In this review, all double-blind RCTs with oral naratriptan in the treatment of migraine are presented [824]. This does not change the overall picture of an effective and well-tolerated triptan [3]. Whereas naratriptan is superior to placebo, the 2.5-mg dose chosen is less effective than sumatriptan 100 mg (2 and 4 h) (see Table 1), and rizatriptan 10 mg (2 h) [28]. The inferiority of naratriptan versus most other triptans at 2 h has been shown in meta-analyses [1, 2, 4], and this has been ascribed to a slow action of naratriptan [5]. The apparent slow onset of naratriptan 2.5 mg is, however, a matter of dose (see above).

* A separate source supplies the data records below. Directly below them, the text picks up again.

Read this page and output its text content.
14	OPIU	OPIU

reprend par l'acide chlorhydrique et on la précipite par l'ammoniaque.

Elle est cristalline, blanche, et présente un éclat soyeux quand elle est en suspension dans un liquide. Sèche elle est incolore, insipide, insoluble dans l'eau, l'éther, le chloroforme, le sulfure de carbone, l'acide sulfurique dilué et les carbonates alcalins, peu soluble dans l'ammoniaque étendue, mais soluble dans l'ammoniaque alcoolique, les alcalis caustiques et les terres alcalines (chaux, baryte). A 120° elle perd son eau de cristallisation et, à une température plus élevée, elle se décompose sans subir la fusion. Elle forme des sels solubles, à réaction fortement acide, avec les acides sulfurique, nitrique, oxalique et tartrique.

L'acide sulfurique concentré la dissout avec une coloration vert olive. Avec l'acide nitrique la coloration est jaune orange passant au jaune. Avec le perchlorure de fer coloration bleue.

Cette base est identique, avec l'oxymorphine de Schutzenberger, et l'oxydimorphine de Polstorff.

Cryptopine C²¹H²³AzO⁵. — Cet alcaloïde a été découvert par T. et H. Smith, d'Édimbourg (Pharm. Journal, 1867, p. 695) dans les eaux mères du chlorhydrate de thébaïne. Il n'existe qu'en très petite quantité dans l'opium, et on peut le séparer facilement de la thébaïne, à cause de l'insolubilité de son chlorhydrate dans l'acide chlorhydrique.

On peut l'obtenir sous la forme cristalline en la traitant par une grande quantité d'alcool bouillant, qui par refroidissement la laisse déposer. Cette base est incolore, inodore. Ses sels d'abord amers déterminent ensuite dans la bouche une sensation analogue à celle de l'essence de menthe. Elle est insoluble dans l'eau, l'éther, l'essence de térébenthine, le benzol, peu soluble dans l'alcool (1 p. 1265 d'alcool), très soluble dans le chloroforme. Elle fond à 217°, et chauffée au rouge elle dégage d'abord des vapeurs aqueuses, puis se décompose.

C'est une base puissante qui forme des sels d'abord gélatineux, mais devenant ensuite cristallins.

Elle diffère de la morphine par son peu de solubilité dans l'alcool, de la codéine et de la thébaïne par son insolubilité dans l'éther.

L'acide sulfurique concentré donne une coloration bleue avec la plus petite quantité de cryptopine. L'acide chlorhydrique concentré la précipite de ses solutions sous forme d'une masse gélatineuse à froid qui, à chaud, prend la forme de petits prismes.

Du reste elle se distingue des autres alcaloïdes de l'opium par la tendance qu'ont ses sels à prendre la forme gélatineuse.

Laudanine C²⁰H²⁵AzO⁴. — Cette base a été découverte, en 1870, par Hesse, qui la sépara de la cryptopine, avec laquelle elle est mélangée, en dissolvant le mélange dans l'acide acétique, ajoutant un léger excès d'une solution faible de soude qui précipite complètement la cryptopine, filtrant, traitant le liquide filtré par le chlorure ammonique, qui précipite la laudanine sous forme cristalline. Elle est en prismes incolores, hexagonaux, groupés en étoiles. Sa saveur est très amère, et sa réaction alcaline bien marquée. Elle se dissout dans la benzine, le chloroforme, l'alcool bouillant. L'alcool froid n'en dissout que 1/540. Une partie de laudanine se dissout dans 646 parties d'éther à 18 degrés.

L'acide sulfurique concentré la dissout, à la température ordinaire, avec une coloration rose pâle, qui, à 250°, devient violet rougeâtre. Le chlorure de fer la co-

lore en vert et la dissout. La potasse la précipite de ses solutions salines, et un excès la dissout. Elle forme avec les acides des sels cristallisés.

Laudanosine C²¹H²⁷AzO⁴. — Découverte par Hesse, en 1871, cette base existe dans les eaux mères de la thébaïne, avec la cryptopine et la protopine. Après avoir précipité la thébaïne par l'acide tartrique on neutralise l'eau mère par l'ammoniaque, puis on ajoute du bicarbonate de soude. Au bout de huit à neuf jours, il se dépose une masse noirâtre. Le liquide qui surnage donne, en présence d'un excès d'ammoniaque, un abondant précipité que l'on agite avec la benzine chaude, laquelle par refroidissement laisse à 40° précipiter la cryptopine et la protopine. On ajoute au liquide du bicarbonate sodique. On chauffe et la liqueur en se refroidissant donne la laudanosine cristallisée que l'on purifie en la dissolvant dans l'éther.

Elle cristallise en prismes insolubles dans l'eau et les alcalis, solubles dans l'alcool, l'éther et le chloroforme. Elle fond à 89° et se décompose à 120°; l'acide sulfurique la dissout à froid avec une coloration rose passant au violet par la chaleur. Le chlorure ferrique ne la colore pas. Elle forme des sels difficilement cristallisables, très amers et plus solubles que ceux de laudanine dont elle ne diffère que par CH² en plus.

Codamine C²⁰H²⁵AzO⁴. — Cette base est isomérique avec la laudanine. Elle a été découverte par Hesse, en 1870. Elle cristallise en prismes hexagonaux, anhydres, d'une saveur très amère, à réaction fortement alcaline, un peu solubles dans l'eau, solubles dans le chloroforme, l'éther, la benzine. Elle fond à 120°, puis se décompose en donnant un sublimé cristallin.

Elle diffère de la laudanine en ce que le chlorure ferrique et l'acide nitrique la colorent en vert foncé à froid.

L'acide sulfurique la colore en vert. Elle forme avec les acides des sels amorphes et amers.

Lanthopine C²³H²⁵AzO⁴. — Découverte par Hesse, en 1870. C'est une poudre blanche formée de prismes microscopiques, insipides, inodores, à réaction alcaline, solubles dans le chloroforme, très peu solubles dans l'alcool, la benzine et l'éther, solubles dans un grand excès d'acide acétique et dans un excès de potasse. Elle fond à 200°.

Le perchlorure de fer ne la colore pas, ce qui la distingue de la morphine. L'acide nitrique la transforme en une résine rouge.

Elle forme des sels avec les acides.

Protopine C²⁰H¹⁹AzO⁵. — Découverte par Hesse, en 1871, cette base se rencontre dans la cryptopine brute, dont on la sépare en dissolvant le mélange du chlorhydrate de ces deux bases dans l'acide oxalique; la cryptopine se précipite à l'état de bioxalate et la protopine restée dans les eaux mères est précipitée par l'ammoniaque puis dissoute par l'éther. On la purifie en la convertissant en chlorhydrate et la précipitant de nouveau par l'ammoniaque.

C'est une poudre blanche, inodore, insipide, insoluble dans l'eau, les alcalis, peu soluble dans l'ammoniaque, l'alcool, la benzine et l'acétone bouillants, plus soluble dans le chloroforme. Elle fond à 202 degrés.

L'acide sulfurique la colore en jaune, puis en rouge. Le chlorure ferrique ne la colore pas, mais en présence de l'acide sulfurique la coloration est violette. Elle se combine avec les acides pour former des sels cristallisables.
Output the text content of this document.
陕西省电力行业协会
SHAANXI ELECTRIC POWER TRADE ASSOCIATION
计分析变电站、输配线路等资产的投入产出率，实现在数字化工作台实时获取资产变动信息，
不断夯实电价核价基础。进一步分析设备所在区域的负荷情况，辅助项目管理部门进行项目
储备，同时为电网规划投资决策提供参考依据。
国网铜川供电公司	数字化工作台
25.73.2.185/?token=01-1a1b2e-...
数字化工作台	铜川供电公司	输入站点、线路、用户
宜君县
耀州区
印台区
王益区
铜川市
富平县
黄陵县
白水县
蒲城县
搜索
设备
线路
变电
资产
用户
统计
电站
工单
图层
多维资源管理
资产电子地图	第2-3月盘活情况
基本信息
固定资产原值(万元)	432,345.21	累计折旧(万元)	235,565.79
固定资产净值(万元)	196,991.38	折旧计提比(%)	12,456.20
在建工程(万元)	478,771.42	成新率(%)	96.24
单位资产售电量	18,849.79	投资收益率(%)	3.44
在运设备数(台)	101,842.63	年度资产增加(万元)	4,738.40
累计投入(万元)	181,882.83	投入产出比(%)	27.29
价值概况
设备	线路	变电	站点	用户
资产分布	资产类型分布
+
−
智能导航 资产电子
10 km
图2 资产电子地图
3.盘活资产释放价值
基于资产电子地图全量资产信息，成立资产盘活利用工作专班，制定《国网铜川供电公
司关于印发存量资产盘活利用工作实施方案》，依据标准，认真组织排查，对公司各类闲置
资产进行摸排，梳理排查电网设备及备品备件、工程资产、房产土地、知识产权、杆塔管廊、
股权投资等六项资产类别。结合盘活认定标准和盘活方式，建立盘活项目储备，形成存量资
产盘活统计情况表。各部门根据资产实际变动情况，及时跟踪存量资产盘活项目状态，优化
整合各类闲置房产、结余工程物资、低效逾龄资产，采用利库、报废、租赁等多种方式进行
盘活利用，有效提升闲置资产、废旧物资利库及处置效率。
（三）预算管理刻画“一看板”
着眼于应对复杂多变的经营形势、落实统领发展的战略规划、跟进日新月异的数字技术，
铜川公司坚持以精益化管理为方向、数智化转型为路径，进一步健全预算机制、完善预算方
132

When naratriptan 2.5 mg became an OTC drug, the question of its efficacy compared with other OTC drugs and NSAIDs became relevant. Naratriptan was not compared with paracetamol or aspirin, which in an effervescent form (52% headache relief) was found to have similar efficacy as sumatriptan 50 mg (46% headache relief) in a meta-analysis [28]. There are 2 RCTs comparing naratriptan 2.5 mg with naproxen sodium 275 mg (Table 1). Unfortunately, no placebo-control was used in the RCTs, but no differences between the active drugs were observed. Patients’ preference for naratriptan (34%) was marginally superior to naproxen sodium (26%) (Table 1) in patients dissatisfied with simple analgesics [10]. What is missing is a comparative RCT of naratriptan 2.5 mg (50% headache relief Table 1), and lysine acetylsalicylate and metoclopramide, which showed headache relief of 56% in 2 RCTs [29, 30]. Until such comparative RCTs become available, one cannot, based on the available evidence, recommend what migraine patients should try next when they are dissatisfied with simple analgesics. Naratriptan is a reasonable OTC choice as second or third choice on the step care ladder.